On Mon, Sep 29, 2008 at 9:42 AM, Marc Chantreux
> do you think that:
>
> for my $var ( list_generator ) {
>    $var =~ /useless/;
>    $var =~ s/old/new/;
>    next unless -d $var;
>    mkdir $_;
> }
>
> is more readable than:
>
> for ( list_generator ) {
>    /useless/;
>    s/old/new/;
>    next unless -d;
>    mkdir $_;
> }

I do. :)

I don't.  I actually prefer the latter.  And if you construct the example more conventionally, it should be obvious what the topic is without any explanatory comment.
foreach (@directories) {
...
}
 
> I think that be confortable with $_ (without abusing it) is a part of
> the perl programmer skills set. If you don't, you'll never use such
> usefull fonctions like grep and map.

I agree that a Perl programmer ought to know how to use $_.  However,
IMO the project needs to accept contributions from both expert and
novice Perl programmers, and too much use of "punctuation" variables
outside of the while (<FILE>) idiom reduces clarity.

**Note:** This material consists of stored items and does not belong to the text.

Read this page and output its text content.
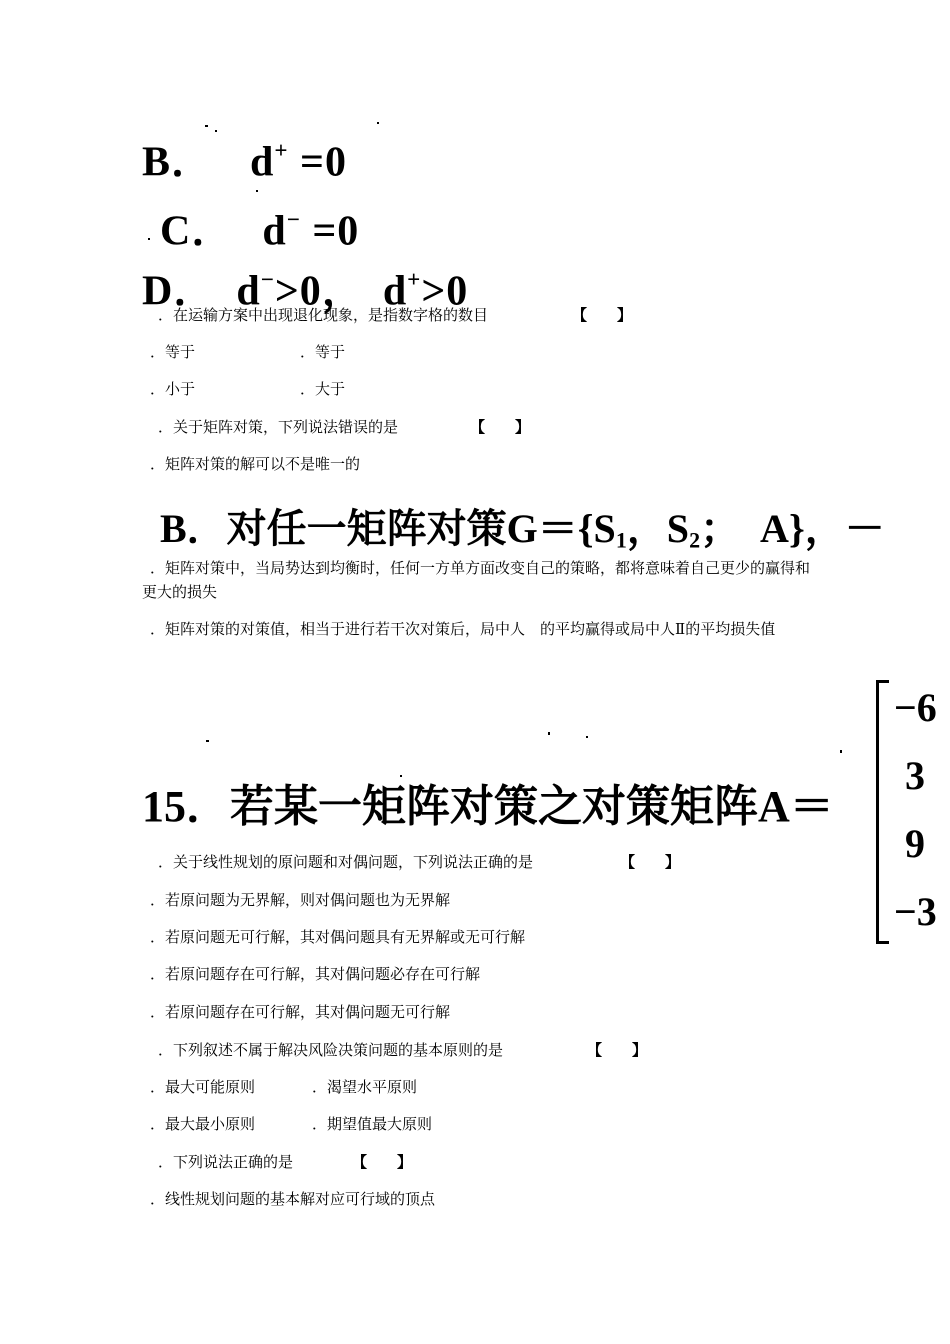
B． d+ =0
C． d− =0
D． d−>0， d+>0
．在运输方案中出现退化现象，是指数字格的数目	【　　】
．等于	．等于
．小于	．大于
．关于矩阵对策，下列说法错误的是	【　　】
．矩阵对策的解可以不是唯一的
B．对任一矩阵对策$G=\{S_1$，$S_2$；　A}，－
．矩阵对策中，当局势达到均衡时，任何一方单方面改变自己的策略，都将意味着自己更少的赢得和更大的损失
．矩阵对策的对策值，相当于进行若干次对策后，局中人　的平均赢得或局中人Ⅱ的平均损失值
15．若某一矩阵对策之对策矩阵A＝
−6
3
9
−3
．关于线性规划的原问题和对偶问题，下列说法正确的是	【　　】
．若原问题为无界解，则对偶问题也为无界解
．若原问题无可行解，其对偶问题具有无界解或无可行解
．若原问题存在可行解，其对偶问题必存在可行解
．若原问题存在可行解，其对偶问题无可行解
．下列叙述不属于解决风险决策问题的基本原则的是	【　　】
．最大可能原则	．渴望水平原则
．最大最小原则	．期望值最大原则
．下列说法正确的是	【　　】
．线性规划问题的基本解对应可行域的顶点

I don't consider $_ at all an "advanced" construction.  It's proper use should be common, certainly more common than other punctuation vars.  On that note though, I don't see anything wrong with $! or $. either.  I'd much prefer $. to $NR!  Feel free to use $INPUT_LINE_NUMBER if you want, but that level of $VERBOSITY seems a bit too remedial for common usage. 

Case in point though, here I agree it is better to add a variable rather than assign to $_.  But more broadly, coding to avoid $_ altogether is working against the language unnecessarily and, imho, unproductively.